Es wird festgestellt, dass die Beklagten als Gesamtschuldner verpflichtet sind, der Klägerin sämtliche weiteren künftigen immateriellen sowie alle weiteren vorangegangenen und künftigen materiellen Ansprüche, die ihr infolge der fehlerhaften Behandlung ab Dezember 2007 noch entstehen werden, zu ersetzen, soweit diese Ansprüche nicht auf Sozialversicherungsträger oder sonstige Dritte übergegangen sind bzw. übergehen werden.
Im Übrigen wird die Klage abgewiesen.
Von den erstinstanzlichen Kosten des Rechtsstreits tragen die Klägerin 56% und die Beklagten 44%. Von den Kosten des Berufungsverfahren tragen die Klägerin 58% und die Beklagten 42%.

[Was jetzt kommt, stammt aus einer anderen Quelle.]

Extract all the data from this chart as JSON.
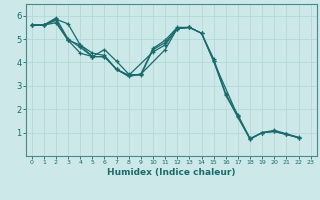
{
  "xlabel": "Humidex (Indice chaleur)",
  "ylabel": "",
  "background_color": "#cce8e8",
  "grid_color": "#b0d4d4",
  "line_color": "#1a6b6b",
  "xlim": [
    -0.5,
    23.5
  ],
  "ylim": [
    0,
    6.5
  ],
  "xticks": [
    0,
    1,
    2,
    3,
    4,
    5,
    6,
    7,
    8,
    9,
    10,
    11,
    12,
    13,
    14,
    15,
    16,
    17,
    18,
    19,
    20,
    21,
    22,
    23
  ],
  "yticks": [
    1,
    2,
    3,
    4,
    5,
    6
  ],
  "series": [
    {
      "x": [
        0,
        1,
        2,
        3,
        4,
        5,
        6,
        7,
        8,
        9,
        10,
        11,
        12,
        13,
        14,
        15,
        16,
        17,
        18,
        19,
        20,
        21,
        22
      ],
      "y": [
        5.6,
        5.6,
        5.85,
        5.65,
        4.75,
        4.4,
        4.3,
        3.7,
        3.45,
        3.5,
        4.6,
        4.95,
        5.5,
        5.5,
        5.25,
        4.15,
        2.65,
        1.75,
        0.75,
        1.0,
        1.1,
        0.95,
        0.8
      ]
    },
    {
      "x": [
        0,
        1,
        2,
        3,
        4,
        5,
        6,
        7,
        8,
        9,
        11,
        12,
        13,
        14,
        15,
        17,
        18,
        19,
        20,
        21,
        22
      ],
      "y": [
        5.6,
        5.6,
        5.7,
        4.95,
        4.4,
        4.25,
        4.25,
        3.7,
        3.4,
        3.5,
        4.55,
        5.45,
        5.5,
        5.25,
        4.05,
        1.7,
        0.72,
        1.0,
        1.05,
        0.92,
        0.78
      ]
    },
    {
      "x": [
        0,
        1,
        2,
        3,
        4,
        5,
        6,
        7,
        8,
        9,
        10,
        11,
        12,
        13
      ],
      "y": [
        5.6,
        5.6,
        5.8,
        4.95,
        4.75,
        4.25,
        4.55,
        4.05,
        3.5,
        3.45,
        4.55,
        4.85,
        5.45,
        5.5
      ]
    },
    {
      "x": [
        0,
        1,
        2,
        3,
        4,
        5,
        6,
        7,
        8,
        10,
        11,
        12,
        13,
        14,
        15,
        16,
        17,
        18,
        19,
        20,
        21,
        22
      ],
      "y": [
        5.6,
        5.6,
        5.9,
        5.0,
        4.65,
        4.25,
        4.25,
        3.7,
        3.45,
        4.45,
        4.75,
        5.45,
        5.5,
        5.25,
        4.05,
        2.6,
        1.65,
        0.72,
        1.0,
        1.05,
        0.92,
        0.78
      ]
    }
  ]
}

Das Urteil ist vorläufig vollstreckbar.
Der jeweilige Vollstreckungsschuldner darf die Vollstreckung gegen Sicherheitsleistung in Höhe von 110 % des vollstreckbaren Betrages abwenden, wenn nicht der jeweilige Vollstreckungsgläubiger vor der Vollstreckung Sicherheit in gleicher Höhe leistet.
1
G r ü n d e :
2I.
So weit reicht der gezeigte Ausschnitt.